[1152]マングローブ
南国のイメージと地球環境のイメージがマッチするせいか、地球温暖化防止のコマーシャルで熱帯孤島の湾に茂るマングローブの林をよく見かけますね。CMの狙いは、マングローブは二酸化炭素を吸収し地球温暖化防止に役立つというものです。また、マングローブは海水にもめげず海に生えている植物として異彩を放っています。
その樹木の姿にも特徴があります。普通の樹木の形ではなく、根にあたる部分が持ち上がり枝分かれしており、ちょうど人間が立っているようにも見えます。マングローブのグローブ(Grove)は木立という意味があり、マン(人間の)グローブ(林)つまり「人間の林」ということでしょうか。
マングローブと一口にいいますが、「マングローブ」という名前がついた植物があるわけではありません。マングローブを構成する植物はヤシやシダの仲間のほか、よく見るのはヒルギといわれる植物です。日本でも沖縄県でメヒルギ、ヤエヤマヒルギ、ヒルギダマシなどを見ることができますが、これら熱帯・亜熱帯地域の河口などに生息する植物をひっくるめてマングローブといいます。
マングローブが密生する場所は海ではありますが条件は限られています。生息地は満潮に海水に満たされ、干潮時には地面が見える「潮間帯」という場所です。静かな海面を好み、波が当たる場所には生息しません。
マングローブはなぜ海水でも育つのでしょう。普通の陸生植物は海水では育ちません。それは塩分が生理作用を阻害するからです。マングローブは海水を吸収しますが、真水の部分のみ吸収し、塩を吐き出してしまう脱塩能力を持っているのです。

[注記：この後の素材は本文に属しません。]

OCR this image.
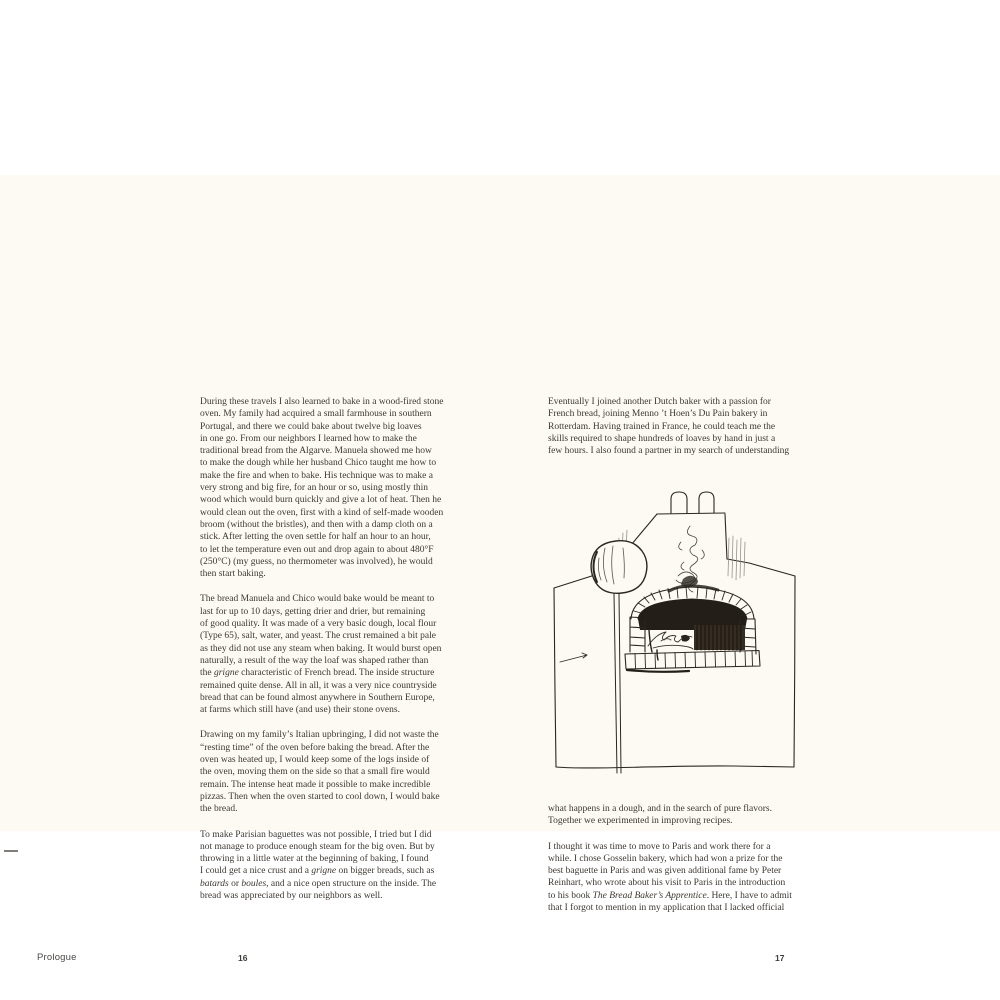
During these travels I also learned to bake in a wood-fired stone
oven. My family had acquired a small farmhouse in southern
Portugal, and there we could bake about twelve big loaves
in one go. From our neighbors I learned how to make the
traditional bread from the Algarve. Manuela showed me how
to make the dough while her husband Chico taught me how to
make the fire and when to bake. His technique was to make a
very strong and big fire, for an hour or so, using mostly thin
wood which would burn quickly and give a lot of heat. Then he
would clean out the oven, first with a kind of self-made wooden
broom (without the bristles), and then with a damp cloth on a
stick. After letting the oven settle for half an hour to an hour,
to let the temperature even out and drop again to about 480°F
(250°C) (my guess, no thermometer was involved), he would
then start baking.

The bread Manuela and Chico would bake would be meant to
last for up to 10 days, getting drier and drier, but remaining
of good quality. It was made of a very basic dough, local flour
(Type 65), salt, water, and yeast. The crust remained a bit pale
as they did not use any steam when baking. It would burst open
naturally, a result of the way the loaf was shaped rather than
the grigne characteristic of French bread. The inside structure
remained quite dense. All in all, it was a very nice countryside
bread that can be found almost anywhere in Southern Europe,
at farms which still have (and use) their stone ovens.

Drawing on my family’s Italian upbringing, I did not waste the
“resting time” of the oven before baking the bread. After the
oven was heated up, I would keep some of the logs inside of
the oven, moving them on the side so that a small fire would
remain. The intense heat made it possible to make incredible
pizzas. Then when the oven started to cool down, I would bake
the bread.

To make Parisian baguettes was not possible, I tried but I did
not manage to produce enough steam for the big oven. But by
throwing in a little water at the beginning of baking, I found
I could get a nice crust and a grigne on bigger breads, such as
batards or boules, and a nice open structure on the inside. The
bread was appreciated by our neighbors as well.

Eventually I joined another Dutch baker with a passion for
French bread, joining Menno ’t Hoen’s Du Pain bakery in
Rotterdam. Having trained in France, he could teach me the
skills required to shape hundreds of loaves by hand in just a
few hours. I also found a partner in my search of understanding

what happens in a dough, and in the search of pure flavors.
Together we experimented in improving recipes.

I thought it was time to move to Paris and work there for a
while. I chose Gosselin bakery, which had won a prize for the
best baguette in Paris and was given additional fame by Peter
Reinhart, who wrote about his visit to Paris in the introduction
to his book The Bread Baker’s Apprentice. Here, I have to admit
that I forgot to mention in my application that I lacked official

Prologue	16	17
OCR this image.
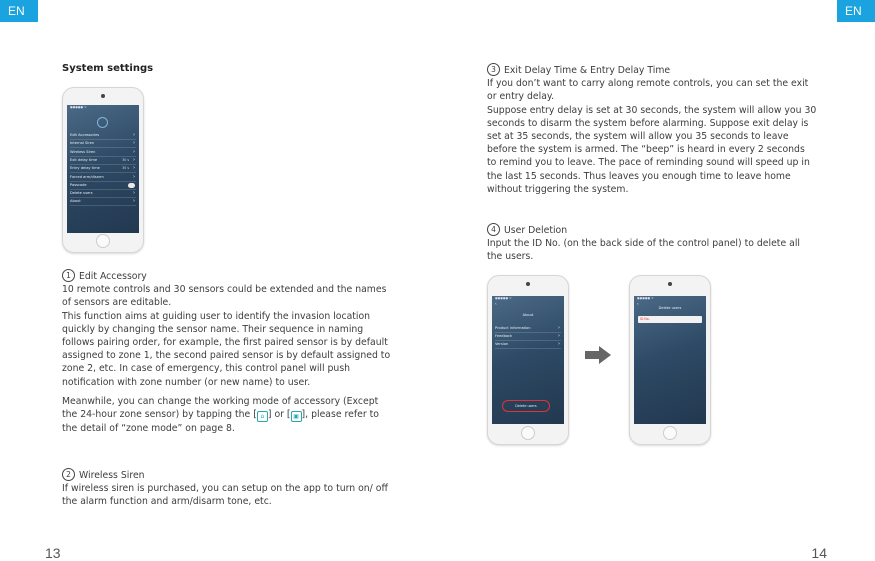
EN	EN

System settings

●●●●● ᯤ
Edit Accessories	›
Internal Siren	›
Wireless Siren	›
Exit delay time	30 s ›
Entry delay time	30 s ›
Forced arm/disarm	›
Passcode
Delete users	›
About	›

1 Edit Accessory

10 remote controls and 30 sensors could be extended and the names of sensors are editable.

This function aims at guiding user to identify the invasion location quickly by changing the sensor name. Their sequence in naming follows pairing order, for example, the first paired sensor is by default assigned to zone 1, the second paired sensor is by default assigned to zone 2, etc. In case of emergency, this control panel will push notification with zone number (or new name) to user.

Meanwhile, you can change the working mode of accessory (Except the 24-hour zone sensor) by tapping the [ ⌂ ] or [ ▣ ], please refer to the detail of “zone mode” on page 8.

2 Wireless Siren

If wireless siren is purchased, you can setup on the app to turn on/ off the alarm function and arm/disarm tone, etc.

3 Exit Delay Time & Entry Delay Time

If you don’t want to carry along remote controls, you can set the exit or entry delay.

Suppose entry delay is set at 30 seconds, the system will allow you 30 seconds to disarm the system before alarming. Suppose exit delay is set at 35 seconds, the system will allow you 35 seconds to leave before the system is armed. The “beep” is heard in every 2 seconds to remind you to leave. The pace of reminding sound will speed up in the last 15 seconds. Thus leaves you enough time to leave home without triggering the system.

4 User Deletion

Input the ID No. (on the back side of the control panel) to delete all the users.

●●●●● ᯤ
‹
About
Product information	›
Feedback	›
Version	›
Delete users
●●●●● ᯤ
‹
Delete users
ID No.
13	14
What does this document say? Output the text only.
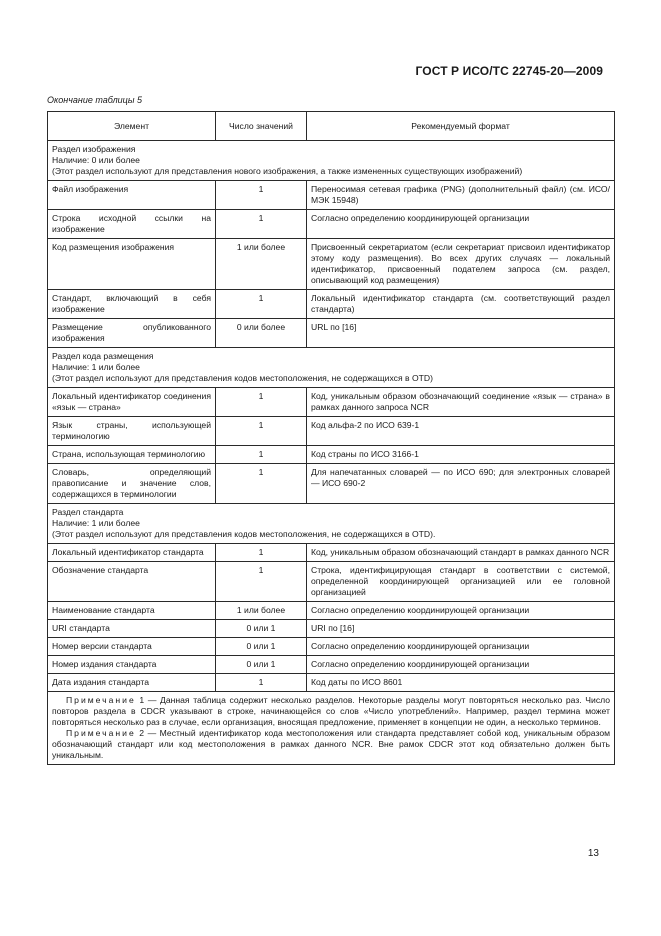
ГОСТ Р ИСО/ТС 22745-20—2009
Окончание таблицы 5
Элемент	Число значений	Рекомендуемый формат

Раздел изображения
Наличие: 0 или более
(Этот раздел используют для представления нового изображения, а также измененных существующих изображений)		

Файл изображения	1	Переносимая сетевая графика (PNG) (дополнительный файл) (см. ИСО/МЭК 15948)
Строка исходной ссылки на изображение	1	Согласно определению координирующей организации
Код размещения изображения	1 или более	Присвоенный секретариатом (если секретариат присвоил идентификатор этому коду размещения). Во всех других случаях — локальный идентификатор, присвоенный подателем запроса (см. раздел, описывающий код размещения)
Стандарт, включающий в себя изображение	1	Локальный идентификатор стандарта (см. соответствующий раздел стандарта)
Размещение опубликованного изображения	0 или более	URL по [16]

Раздел кода размещения
Наличие: 1 или более
(Этот раздел используют для представления кодов местоположения, не содержащихся в OTD)		

Локальный идентификатор соединения «язык — страна»	1	Код, уникальным образом обозначающий соединение «язык — страна» в рамках данного запроса NCR
Язык страны, использующей терминологию	1	Код альфа-2 по ИСО 639-1
Страна, использующая терминологию	1	Код страны по ИСО 3166-1
Словарь, определяющий правописание и значение слов, содержащихся в терминологии	1	Для напечатанных словарей — по ИСО 690; для электронных словарей — ИСО 690-2

Раздел стандарта
Наличие: 1 или более
(Этот раздел используют для представления кодов местоположения, не содержащихся в OTD).		

Локальный идентификатор стандарта	1	Код, уникальным образом обозначающий стандарт в рамках данного NCR
Обозначение стандарта	1	Строка, идентифицирующая стандарт в соответствии с системой, определенной координирующей организацией или ее головной организацией
Наименование стандарта	1 или более	Согласно определению координирующей организации
URI стандарта	0 или 1	URI по [16]
Номер версии стандарта	0 или 1	Согласно определению координирующей организации
Номер издания стандарта	0 или 1	Согласно определению координирующей организации
Дата издания стандарта	1	Код даты по ИСО 8601

Примечание 1 — Данная таблица содержит несколько разделов. Некоторые разделы могут повторяться несколько раз. Число повторов раздела в CDCR указывают в строке, начинающейся со слов «Число употреблений». Например, раздел термина может повторяться несколько раз в случае, если организация, вносящая предложение, применяет в концепции не один, а несколько терминов.

Примечание 2 — Местный идентификатор кода местоположения или стандарта представляет собой код, уникальным образом обозначающий стандарт или код местоположения в рамках данного NCR. Вне рамок CDCR этот код обязательно должен быть уникальным.		

13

マングローブは干潟を構成するため色々な生物の幼生の宝庫となっています。マングローブが育っているところには魚が寄りつき漁業が活性化します。マングローブは海岸線の防砂林にもなります。
一方で育ちが早いので木材として建築材料にも使えます。また炭の原料として最適なため、伐採されてしまい、そのため環境破壊が起こっています。環境に特に貢献するマングローブなので、各国でマングローブの植林が奨励されているというわけです。